An employer with a self-funded plan has three choices regarding the method of calculating the average number of participants in the plan. One is an actual count method, where the employer actually counts the number of lives covered for each day of the plan year and divides that total by the number of days in the plan year. The number of lives covered includes not only employees, but also spouses and dependents. The second method is a snapshot method where the employer can add the total number of lives covered on one date in each quarter or more dates if an equal number of dates are used in each quarter and then divide that total by the number of dates on which the count was made. The date or dates used in each quarter must be the same, for example, the first day of the quarter, the first day of each month, etc. The employer can use either the actual number of lives on those dates or the employer can add the number of plan participants with self only coverage to the number of participants with coverage that is other than self only, multiplying the latter number by 2.35. In other words, the employer can use a simplifying factor rather than tracking the actual number of dependents on any given day.

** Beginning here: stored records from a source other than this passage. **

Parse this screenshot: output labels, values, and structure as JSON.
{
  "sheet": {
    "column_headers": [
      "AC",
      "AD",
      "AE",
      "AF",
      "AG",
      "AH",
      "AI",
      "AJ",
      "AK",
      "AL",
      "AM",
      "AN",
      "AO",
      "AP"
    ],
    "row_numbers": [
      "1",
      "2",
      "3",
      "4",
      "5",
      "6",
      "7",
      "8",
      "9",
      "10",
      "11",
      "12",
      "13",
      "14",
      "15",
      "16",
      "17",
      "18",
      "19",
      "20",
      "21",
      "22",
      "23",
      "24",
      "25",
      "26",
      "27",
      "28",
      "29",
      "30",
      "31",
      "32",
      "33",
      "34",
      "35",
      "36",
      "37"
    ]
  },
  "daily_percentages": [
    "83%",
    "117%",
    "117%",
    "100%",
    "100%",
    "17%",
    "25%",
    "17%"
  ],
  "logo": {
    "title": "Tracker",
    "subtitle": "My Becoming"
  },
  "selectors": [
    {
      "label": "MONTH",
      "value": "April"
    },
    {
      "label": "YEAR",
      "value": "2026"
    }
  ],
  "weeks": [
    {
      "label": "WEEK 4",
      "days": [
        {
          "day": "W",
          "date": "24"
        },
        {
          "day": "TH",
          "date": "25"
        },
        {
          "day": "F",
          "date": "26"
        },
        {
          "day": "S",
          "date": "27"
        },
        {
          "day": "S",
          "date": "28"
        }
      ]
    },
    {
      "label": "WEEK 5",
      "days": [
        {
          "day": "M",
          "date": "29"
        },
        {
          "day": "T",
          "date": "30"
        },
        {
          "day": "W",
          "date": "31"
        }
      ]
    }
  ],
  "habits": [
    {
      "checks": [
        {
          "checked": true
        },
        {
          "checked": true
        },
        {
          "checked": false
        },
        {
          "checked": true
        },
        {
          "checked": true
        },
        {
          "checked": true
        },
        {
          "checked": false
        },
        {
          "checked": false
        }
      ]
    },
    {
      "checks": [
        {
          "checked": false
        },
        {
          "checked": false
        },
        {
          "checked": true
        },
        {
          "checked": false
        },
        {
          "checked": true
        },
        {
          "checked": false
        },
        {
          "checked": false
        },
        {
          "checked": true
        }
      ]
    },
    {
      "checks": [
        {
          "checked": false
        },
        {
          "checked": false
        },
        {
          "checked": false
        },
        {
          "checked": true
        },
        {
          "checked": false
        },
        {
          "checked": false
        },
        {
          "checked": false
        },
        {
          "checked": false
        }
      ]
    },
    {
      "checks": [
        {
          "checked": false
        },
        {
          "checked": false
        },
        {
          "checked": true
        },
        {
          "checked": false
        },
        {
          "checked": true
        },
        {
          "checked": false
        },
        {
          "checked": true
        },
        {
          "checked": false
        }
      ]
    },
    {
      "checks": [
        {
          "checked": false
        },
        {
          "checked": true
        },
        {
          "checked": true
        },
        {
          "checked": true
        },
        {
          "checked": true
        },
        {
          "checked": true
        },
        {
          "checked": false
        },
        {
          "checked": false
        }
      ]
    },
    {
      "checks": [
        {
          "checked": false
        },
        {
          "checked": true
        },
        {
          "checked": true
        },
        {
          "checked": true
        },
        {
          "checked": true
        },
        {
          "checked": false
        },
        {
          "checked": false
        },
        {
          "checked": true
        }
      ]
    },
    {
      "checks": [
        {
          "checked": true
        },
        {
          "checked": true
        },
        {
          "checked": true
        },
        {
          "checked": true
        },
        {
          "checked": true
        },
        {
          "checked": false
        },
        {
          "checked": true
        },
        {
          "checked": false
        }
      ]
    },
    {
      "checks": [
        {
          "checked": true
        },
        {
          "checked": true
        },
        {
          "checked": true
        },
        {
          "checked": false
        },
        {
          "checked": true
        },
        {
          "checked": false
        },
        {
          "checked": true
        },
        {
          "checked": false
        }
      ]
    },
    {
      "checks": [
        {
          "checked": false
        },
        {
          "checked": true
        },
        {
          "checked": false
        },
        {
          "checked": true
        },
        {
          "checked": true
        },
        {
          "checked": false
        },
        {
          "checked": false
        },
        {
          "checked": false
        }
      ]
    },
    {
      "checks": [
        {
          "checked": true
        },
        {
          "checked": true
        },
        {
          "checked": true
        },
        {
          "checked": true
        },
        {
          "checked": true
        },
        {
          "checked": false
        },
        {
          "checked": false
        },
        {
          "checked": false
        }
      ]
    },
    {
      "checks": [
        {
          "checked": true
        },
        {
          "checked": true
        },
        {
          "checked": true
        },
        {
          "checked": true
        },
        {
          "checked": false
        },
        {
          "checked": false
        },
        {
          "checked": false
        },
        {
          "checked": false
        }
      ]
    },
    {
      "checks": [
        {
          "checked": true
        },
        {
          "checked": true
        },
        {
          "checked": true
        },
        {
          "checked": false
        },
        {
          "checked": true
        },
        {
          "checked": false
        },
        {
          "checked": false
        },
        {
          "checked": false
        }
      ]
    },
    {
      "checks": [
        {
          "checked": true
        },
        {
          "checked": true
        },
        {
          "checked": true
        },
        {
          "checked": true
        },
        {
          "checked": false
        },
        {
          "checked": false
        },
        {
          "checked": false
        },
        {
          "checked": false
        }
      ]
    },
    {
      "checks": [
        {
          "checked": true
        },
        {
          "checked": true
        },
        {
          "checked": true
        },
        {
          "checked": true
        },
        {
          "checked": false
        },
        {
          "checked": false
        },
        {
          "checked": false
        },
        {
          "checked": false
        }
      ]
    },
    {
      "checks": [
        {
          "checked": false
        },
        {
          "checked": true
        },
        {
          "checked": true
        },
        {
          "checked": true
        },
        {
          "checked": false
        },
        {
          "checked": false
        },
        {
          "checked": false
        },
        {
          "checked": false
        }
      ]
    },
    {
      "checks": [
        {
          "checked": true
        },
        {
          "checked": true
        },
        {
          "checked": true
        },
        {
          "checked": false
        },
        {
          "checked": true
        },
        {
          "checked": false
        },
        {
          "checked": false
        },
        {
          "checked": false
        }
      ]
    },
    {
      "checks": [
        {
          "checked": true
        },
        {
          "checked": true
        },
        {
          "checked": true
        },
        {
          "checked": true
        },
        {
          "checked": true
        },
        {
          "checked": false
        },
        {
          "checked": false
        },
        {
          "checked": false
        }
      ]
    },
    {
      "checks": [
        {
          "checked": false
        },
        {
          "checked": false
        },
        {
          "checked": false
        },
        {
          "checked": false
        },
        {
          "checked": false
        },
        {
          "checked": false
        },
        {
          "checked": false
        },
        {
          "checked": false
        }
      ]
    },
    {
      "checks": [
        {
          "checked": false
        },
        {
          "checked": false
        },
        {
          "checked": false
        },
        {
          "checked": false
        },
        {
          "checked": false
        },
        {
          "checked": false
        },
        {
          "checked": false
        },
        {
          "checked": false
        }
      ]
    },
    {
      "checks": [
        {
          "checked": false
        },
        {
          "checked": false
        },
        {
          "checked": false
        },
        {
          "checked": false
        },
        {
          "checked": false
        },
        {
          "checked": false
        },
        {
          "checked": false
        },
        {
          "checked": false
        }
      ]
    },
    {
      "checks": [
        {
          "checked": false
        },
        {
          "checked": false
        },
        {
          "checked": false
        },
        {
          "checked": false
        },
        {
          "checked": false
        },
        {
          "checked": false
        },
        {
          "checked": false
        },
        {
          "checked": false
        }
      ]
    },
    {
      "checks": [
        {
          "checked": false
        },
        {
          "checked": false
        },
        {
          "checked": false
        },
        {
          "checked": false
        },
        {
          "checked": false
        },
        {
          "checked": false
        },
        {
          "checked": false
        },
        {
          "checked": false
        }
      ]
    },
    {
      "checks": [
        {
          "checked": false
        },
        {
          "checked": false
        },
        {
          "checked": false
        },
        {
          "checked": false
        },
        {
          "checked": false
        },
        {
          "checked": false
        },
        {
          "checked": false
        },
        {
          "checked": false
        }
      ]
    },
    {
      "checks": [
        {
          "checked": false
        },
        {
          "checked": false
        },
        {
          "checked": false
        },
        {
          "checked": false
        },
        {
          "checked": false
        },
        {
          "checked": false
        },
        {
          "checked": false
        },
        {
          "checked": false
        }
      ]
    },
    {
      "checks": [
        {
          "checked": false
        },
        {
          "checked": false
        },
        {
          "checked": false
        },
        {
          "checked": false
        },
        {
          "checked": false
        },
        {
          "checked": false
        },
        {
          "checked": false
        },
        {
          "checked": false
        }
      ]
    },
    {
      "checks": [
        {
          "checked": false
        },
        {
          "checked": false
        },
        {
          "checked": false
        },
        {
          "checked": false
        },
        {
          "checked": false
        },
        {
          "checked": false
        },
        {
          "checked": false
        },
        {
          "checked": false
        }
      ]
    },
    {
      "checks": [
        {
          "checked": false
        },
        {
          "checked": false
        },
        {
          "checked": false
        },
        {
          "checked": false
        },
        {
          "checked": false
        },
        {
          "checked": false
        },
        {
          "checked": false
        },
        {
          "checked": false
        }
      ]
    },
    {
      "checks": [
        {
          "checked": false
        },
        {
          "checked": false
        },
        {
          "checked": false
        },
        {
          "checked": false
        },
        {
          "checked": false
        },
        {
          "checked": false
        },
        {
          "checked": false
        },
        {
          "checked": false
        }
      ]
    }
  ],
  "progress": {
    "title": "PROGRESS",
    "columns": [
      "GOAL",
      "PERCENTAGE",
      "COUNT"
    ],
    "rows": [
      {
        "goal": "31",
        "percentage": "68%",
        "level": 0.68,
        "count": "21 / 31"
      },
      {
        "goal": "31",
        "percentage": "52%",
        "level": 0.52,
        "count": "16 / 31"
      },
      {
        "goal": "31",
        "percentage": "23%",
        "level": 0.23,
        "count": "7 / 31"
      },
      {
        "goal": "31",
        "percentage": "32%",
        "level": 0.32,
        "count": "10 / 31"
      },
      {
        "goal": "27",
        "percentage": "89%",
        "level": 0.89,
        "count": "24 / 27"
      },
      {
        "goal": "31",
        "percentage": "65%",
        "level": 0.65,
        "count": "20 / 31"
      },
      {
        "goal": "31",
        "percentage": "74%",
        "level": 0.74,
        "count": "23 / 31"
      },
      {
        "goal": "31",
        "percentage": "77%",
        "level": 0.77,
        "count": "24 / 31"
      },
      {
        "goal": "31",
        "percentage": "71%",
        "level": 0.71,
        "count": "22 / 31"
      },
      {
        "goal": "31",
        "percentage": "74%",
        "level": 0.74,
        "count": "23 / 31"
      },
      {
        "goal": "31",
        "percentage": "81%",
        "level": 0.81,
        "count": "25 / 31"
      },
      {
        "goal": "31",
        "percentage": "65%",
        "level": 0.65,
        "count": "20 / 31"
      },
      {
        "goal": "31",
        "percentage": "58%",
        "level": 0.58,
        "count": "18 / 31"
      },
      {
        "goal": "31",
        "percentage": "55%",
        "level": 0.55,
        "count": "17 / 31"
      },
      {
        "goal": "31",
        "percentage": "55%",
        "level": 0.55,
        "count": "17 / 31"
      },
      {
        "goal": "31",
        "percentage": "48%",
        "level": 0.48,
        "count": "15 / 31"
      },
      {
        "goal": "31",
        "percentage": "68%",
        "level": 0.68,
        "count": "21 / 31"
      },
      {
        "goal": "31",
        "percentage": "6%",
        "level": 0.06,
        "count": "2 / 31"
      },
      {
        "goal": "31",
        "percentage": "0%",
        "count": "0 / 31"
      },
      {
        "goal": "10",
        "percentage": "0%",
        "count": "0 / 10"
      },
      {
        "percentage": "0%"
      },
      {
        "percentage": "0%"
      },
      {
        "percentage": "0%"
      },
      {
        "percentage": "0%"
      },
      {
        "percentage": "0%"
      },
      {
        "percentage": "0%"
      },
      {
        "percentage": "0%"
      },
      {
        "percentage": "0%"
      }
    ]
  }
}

The third method is the Form 5500 method. That method requires using the numbers reported on the Form 5500 to determine the average number of participants. An employer that offers only self only coverage would add the number of participants on the first day of the year and the number of participants on the last day of the year and divide by two to get the average number. An employer that offers coverage other than self only coverage would simply add together those two numbers and that would be the average for the year. Of course, this is available only with respect to an employer who files a Form 5500 for the plan, which is required only of plans with 100 or more participants. On the other hand, most smaller employers have fully insured plans and so therefore would not be required to pay the fee directly in any case.

In many cases, health flexible savings accounts and health reimbursement arrangements might not be subject to the fee. See my earlier blog post discussing this issue. If, however, they are, an employer is allowed to treat each participant as having self only coverage so that the employer does not have to take into account any spouses or dependents who could receive benefits under those programs.

For the first year that this fee is in effect, an employer can use any reasonable method for determining the average number of participants.